Consumers across the U.S. are pushing back against manufacturers who block independent repairs. California, Colorado, Minnesota, New York, Connecticut, Oregon, and Washington have enacted broad right-to-repair rules. These cover phones, laptops, farm gear, wheelchairs, even cars. And the drive shows no signs of slowing.
Advocates now track 57 bills in 22 states. Maine’s senate just advanced electronics repair legislation. Texas kicks off its law September 1, hitting phones, laptops, tablets—but skipping medical devices, farm equipment, game consoles. Small businesses cheer. The National Federation of Independent Business says 89% of members back these measures. It’s their top priority for 2026.
Senator Josh Hawley, Republican from Missouri, teams with Democrat Ben Ray Luján from New Mexico on the REPAIR Act. The bill demands automakers hand over repair data to owners, indie shops, aftermarket makers. No more routing folks to pricey dealerships. “Big corporations have a history of gatekeeping basic information that belongs to car owners, effectively forcing consumers to pay a fixed price whenever their car is in the shop,” Hawley told CNBC. “The bipartisan REPAIR Act would end corporations’ control over diagnostics and service information and give consumers the right to repair their own equipment at a price most feasible for them.”
Federal Momentum Builds Amid State Wins
That bipartisan spark lights up Washington. Rep. Marie Gluesenkamp Perez, a Washington Democrat and auto shop co-owner, joined Rep. Joe Morelle and Luján on the Fair Repair Act in February. It forces makers to supply parts, tools, diagnostics for electronics. “It’s just common sense, when you buy something, you should be able to fix it,” Morelle said, per Perez’s office site announcement. Gay Gordon-Byrne of Repair.org added: “We’re excited to see Rep Morelle… continue to press for our collective rights to repair the things we buy. His work has stood the test of time and is the basis of laws in 11 states with more underway.”
Nathan Proctor of U.S. PIRG’s Right to Repair campaign chimes in: “Repair is essential—it saves consumers money, it prevents electronic waste. That’s why Right to Repair has been a topic in every state in the country, and now law in nearly a dozen states.” A March poll by the CAR Coalition found 85% of Americans back the REPAIR Act, with 82% Republicans and 80% Democrats in favor, as detailed on their site.
States keep piling on. All 50 have seen bills at some point, per Repair.org’s tracker. Colorado’s electronics law took effect January 1, alongside Washington’s and Nevada/Oregon wheelchair rules, Waste Dive reports. Kansas passed HB 2700 in April, creating a digital right-to-repair act. Wyoming advanced a similar measure amid pushback. Alabama eyes wheelchairs with HB 258; Alaska has broad bills SB 111 and HB 162.
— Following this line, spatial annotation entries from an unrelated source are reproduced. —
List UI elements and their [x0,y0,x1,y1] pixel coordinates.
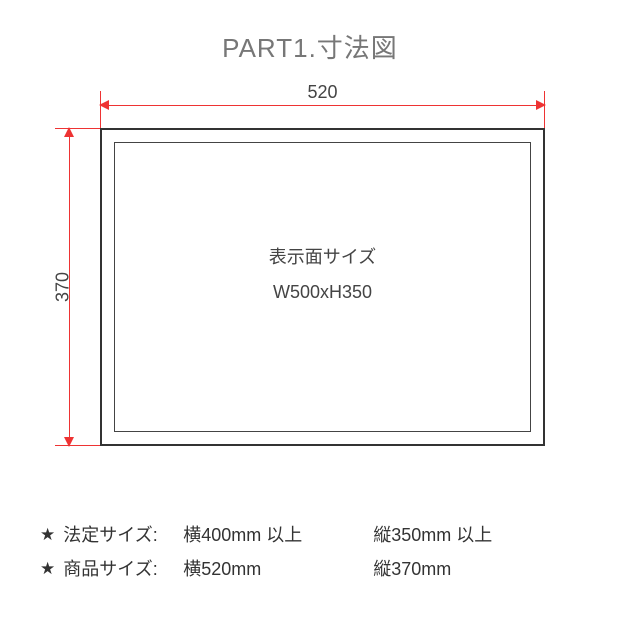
note-height: 縦350mm 以上 [373,518,492,552]
note-label: 法定サイズ: [63,518,183,552]
dimension-diagram: 520 370 表示面サイズ W500xH350 [40,86,580,496]
star-icon: ★ [40,519,55,551]
arrow-up-icon [64,127,74,137]
note-height: 縦370mm [373,552,451,586]
outer-rectangle: 表示面サイズ W500xH350 [100,128,545,446]
display-area-text: 表示面サイズ W500xH350 [269,240,376,308]
display-area-size: W500xH350 [269,274,376,308]
note-row-product: ★ 商品サイズ: 横520mm 縦370mm [40,552,492,586]
dimension-height: 370 [60,128,80,446]
dimension-line [100,105,545,106]
dimension-height-label: 370 [53,272,74,302]
note-row-legal: ★ 法定サイズ: 横400mm 以上 縦350mm 以上 [40,518,492,552]
size-notes: ★ 法定サイズ: 横400mm 以上 縦350mm 以上 ★ 商品サイズ: 横5… [40,518,492,586]
note-label: 商品サイズ: [63,552,183,586]
note-width: 横520mm [183,552,373,586]
arrow-left-icon [99,100,109,110]
dimension-width: 520 [100,96,545,116]
note-width: 横400mm 以上 [183,518,373,552]
page-title: PART1.寸法図 [0,0,620,65]
display-area-label: 表示面サイズ [269,240,376,274]
star-icon: ★ [40,553,55,585]
arrow-right-icon [536,100,546,110]
arrow-down-icon [64,437,74,447]
dimension-width-label: 520 [307,82,337,103]
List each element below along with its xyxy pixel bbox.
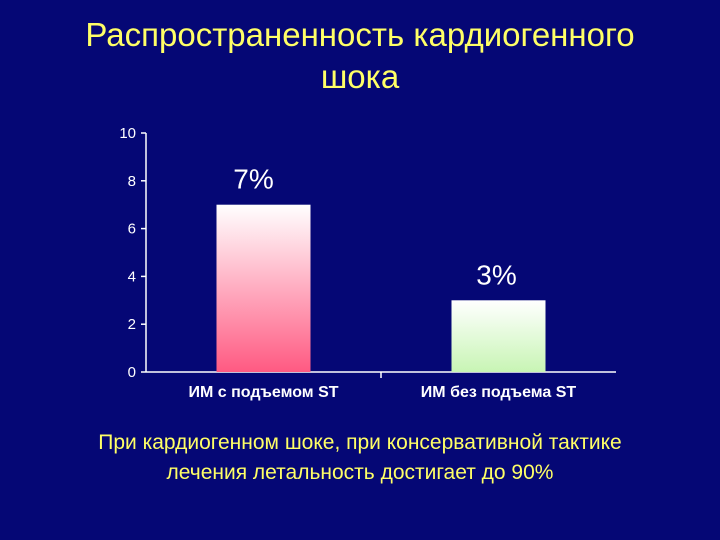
x-tick-label: ИМ с подъемом ST: [188, 384, 338, 401]
title-line-1: Распространенность кардиогенного: [85, 16, 635, 53]
y-tick-label: 2: [128, 316, 136, 333]
y-tick-label: 8: [128, 173, 136, 190]
y-tick-label: 4: [128, 268, 136, 285]
slide-title: Распространенность кардиогенного шока: [0, 14, 720, 98]
data-label: 7%: [233, 164, 273, 195]
y-tick-label: 0: [128, 364, 136, 381]
slide-caption: При кардиогенном шоке, при консервативно…: [0, 428, 720, 488]
caption-line-2: лечения летальность достигает до 90%: [166, 461, 554, 484]
y-tick-label: 6: [128, 221, 136, 238]
y-tick-label: 10: [119, 125, 136, 142]
title-line-2: шока: [320, 58, 400, 95]
x-tick-label: ИМ без подъема ST: [421, 384, 577, 401]
bar: [451, 300, 546, 372]
bar: [216, 204, 311, 372]
caption-line-1: При кардиогенном шоке, при консервативно…: [98, 431, 622, 454]
data-label: 3%: [476, 259, 516, 290]
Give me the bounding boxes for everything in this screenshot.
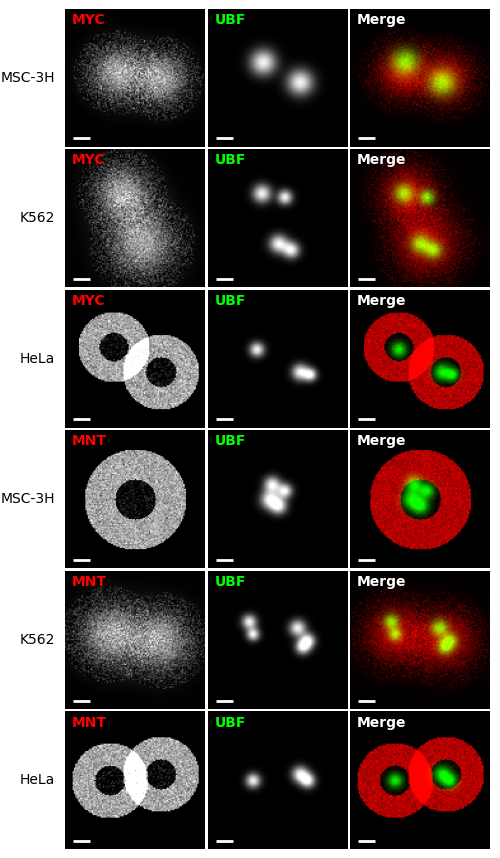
Text: MNT: MNT [72,434,107,449]
Text: HeLa: HeLa [20,352,55,366]
Text: HeLa: HeLa [20,773,55,788]
Text: MYC: MYC [72,13,106,27]
Text: MYC: MYC [72,154,106,167]
Text: K562: K562 [20,633,55,647]
Text: Merge: Merge [357,575,406,589]
Text: MNT: MNT [72,716,107,729]
Text: MSC-3H: MSC-3H [0,70,55,85]
Text: UBF: UBF [214,13,246,27]
Text: Merge: Merge [357,13,406,27]
Text: MYC: MYC [72,293,106,308]
Text: K562: K562 [20,211,55,225]
Text: Merge: Merge [357,293,406,308]
Text: UBF: UBF [214,716,246,729]
Text: Merge: Merge [357,434,406,449]
Text: Merge: Merge [357,154,406,167]
Text: UBF: UBF [214,293,246,308]
Text: Merge: Merge [357,716,406,729]
Text: MSC-3H: MSC-3H [0,492,55,506]
Text: UBF: UBF [214,434,246,449]
Text: MNT: MNT [72,575,107,589]
Text: UBF: UBF [214,154,246,167]
Text: UBF: UBF [214,575,246,589]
But hurdles remain. Automakers fight back. In Massachusetts, voters approved auto repair access in 2012 and 2020, yet OEMs sued. A judge dismissed in February 2025; appeals drag on, per Autobody News. Maine’s law hit January 2025, but Governor Janet Mills vetoed amendments in January 2026, citing risks to indie shops, according to Nelson Mullins. Subaru and Kia disabled telematics there rather than comply.
Colorado faces its own test. SB26-090 seeks exemptions for “critical infrastructure” gear, potentially gutting the nation’s strongest electronics law, iFixit warns. Security groups carved out fire alarms and intrusion detectors in New York, California, Minnesota, Colorado laws, SIA notes.
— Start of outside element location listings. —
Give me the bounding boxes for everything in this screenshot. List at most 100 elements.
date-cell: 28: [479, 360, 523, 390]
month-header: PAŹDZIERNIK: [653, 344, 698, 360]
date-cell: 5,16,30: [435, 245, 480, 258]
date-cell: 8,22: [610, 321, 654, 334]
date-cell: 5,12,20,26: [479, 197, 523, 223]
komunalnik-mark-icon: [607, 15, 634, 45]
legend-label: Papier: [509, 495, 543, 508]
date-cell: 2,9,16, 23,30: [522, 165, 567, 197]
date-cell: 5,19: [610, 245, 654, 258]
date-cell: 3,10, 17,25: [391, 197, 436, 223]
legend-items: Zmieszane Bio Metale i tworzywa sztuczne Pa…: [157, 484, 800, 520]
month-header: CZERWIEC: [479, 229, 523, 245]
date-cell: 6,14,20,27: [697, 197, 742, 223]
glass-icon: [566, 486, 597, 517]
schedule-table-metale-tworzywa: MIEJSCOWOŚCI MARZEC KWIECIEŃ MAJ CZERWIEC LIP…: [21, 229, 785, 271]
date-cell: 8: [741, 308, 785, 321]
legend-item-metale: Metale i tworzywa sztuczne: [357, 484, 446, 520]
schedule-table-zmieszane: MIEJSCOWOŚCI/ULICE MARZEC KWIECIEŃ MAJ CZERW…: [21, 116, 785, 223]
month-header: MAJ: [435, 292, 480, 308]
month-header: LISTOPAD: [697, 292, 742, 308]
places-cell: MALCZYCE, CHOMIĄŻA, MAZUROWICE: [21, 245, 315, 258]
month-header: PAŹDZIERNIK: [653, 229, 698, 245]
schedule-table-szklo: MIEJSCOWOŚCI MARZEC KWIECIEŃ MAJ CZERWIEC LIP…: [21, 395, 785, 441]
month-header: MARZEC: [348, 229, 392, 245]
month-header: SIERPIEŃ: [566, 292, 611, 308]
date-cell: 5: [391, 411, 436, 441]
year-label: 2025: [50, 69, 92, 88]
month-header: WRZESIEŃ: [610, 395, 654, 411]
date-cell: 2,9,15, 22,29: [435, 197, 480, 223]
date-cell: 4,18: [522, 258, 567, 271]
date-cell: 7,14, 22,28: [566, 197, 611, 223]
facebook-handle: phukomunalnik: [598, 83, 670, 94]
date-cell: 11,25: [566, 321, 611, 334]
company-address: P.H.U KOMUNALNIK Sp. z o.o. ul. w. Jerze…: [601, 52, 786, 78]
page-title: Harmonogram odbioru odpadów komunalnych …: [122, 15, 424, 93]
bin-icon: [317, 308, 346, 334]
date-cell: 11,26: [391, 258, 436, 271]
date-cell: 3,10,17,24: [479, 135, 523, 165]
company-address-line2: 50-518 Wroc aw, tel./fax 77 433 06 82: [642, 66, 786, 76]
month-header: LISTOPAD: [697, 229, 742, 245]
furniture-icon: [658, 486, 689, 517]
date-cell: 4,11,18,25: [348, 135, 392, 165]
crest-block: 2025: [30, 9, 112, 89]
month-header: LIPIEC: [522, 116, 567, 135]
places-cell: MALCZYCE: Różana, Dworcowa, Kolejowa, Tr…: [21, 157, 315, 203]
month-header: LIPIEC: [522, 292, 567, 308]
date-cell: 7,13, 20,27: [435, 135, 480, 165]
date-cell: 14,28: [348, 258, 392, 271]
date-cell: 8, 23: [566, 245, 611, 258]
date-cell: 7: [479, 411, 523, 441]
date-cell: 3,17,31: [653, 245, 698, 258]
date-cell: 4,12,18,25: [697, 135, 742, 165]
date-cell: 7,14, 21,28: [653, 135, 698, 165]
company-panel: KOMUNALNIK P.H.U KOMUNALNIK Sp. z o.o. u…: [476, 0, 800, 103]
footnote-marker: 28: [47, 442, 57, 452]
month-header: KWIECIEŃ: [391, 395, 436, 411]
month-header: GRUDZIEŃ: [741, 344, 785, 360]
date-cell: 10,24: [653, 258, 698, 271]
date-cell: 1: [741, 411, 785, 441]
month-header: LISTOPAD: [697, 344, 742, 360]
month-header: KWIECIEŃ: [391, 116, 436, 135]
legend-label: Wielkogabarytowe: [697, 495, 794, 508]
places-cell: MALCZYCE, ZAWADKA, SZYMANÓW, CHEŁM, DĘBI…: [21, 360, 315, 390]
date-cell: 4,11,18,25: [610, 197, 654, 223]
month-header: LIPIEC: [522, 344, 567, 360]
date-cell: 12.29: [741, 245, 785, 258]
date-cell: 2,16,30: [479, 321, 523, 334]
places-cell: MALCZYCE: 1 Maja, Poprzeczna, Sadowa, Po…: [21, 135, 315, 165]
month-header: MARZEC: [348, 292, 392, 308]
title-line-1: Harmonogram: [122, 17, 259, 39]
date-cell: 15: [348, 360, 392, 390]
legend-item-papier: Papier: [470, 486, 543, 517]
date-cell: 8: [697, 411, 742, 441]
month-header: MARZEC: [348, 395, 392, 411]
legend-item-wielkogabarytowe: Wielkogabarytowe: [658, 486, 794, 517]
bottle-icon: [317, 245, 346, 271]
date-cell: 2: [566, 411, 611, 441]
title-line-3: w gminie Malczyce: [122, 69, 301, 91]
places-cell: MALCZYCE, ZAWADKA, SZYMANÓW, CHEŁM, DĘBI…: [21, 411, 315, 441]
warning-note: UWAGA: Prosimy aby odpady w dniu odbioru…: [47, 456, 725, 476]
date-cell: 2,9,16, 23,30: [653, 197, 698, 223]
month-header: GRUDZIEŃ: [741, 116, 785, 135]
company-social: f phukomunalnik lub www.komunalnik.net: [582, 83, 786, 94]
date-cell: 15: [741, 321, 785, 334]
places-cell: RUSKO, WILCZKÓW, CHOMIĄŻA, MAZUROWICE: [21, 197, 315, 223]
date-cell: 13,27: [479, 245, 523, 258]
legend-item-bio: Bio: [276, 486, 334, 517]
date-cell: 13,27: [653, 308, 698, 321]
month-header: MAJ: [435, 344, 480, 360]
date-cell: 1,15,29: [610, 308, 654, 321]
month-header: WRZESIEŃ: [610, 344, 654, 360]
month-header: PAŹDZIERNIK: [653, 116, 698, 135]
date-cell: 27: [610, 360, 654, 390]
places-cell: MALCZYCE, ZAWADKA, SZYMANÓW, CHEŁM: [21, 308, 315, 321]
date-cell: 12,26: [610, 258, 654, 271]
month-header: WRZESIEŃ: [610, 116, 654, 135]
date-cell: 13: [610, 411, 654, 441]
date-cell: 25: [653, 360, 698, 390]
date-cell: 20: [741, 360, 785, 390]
Farmers led early fights—John Deere tractors locked by software. Now it spans wheelchairs (Alabama, Nevada), boats (Delaware HB 279), even military gear (Warrior Right to Repair Act, S.2209 by Sen. Elizabeth Warren). PIRG tracks progress from Florida to Kansas, with 57 active bills this year alone, via their update.
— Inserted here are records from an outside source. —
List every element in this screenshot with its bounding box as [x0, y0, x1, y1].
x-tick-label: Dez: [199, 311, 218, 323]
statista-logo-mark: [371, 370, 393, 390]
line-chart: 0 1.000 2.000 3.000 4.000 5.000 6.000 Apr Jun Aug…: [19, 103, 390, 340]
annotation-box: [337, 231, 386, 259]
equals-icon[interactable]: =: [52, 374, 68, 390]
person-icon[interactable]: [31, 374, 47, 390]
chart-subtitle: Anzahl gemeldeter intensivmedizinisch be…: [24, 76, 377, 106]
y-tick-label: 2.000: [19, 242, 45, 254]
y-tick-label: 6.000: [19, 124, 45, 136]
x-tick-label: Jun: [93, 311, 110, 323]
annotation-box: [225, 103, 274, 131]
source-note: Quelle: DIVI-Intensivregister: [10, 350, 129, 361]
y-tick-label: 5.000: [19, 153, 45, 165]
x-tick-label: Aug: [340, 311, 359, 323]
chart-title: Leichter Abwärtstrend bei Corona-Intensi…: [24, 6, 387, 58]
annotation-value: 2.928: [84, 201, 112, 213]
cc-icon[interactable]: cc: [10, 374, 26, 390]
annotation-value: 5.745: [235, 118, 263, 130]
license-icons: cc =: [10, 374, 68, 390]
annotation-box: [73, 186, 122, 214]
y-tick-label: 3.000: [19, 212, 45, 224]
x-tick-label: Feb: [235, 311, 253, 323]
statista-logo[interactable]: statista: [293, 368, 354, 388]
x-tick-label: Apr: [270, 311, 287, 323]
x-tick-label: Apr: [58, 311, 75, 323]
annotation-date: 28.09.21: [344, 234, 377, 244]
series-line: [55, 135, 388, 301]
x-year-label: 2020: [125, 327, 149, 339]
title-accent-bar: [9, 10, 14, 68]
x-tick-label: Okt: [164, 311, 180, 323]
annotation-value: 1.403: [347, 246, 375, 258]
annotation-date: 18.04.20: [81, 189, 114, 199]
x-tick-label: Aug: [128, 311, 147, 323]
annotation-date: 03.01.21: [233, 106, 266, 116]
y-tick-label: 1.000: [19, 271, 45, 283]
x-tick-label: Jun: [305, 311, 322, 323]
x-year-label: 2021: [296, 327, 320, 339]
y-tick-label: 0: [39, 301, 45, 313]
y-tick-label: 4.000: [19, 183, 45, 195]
Opposition cites cybersecurity. NHTSA flagged Massachusetts’ telematics openness in 2023, warning of remote hacks. The REPAIR Act preempts states, aiming uniform rules, Sidley analyzes. Yet polls show voters overriding: 84% in Maine, 74% in Massachusetts for autos.
New York Senator Patricia Fahy, who sponsored the nation’s first electronics law, told CNBC she expects federal action. Every state touched bills. Momentum unbreakable. Manufacturers concede in places—Apple shifted after California pressure. But the battle rages. Consumers demand ownership. Not rentals disguised as sales.
Repair rights cut costs, curb waste, sustain local shops. NFIB members know: 89% yes. Bipartisan polls confirm. States prove it works. Federal law next?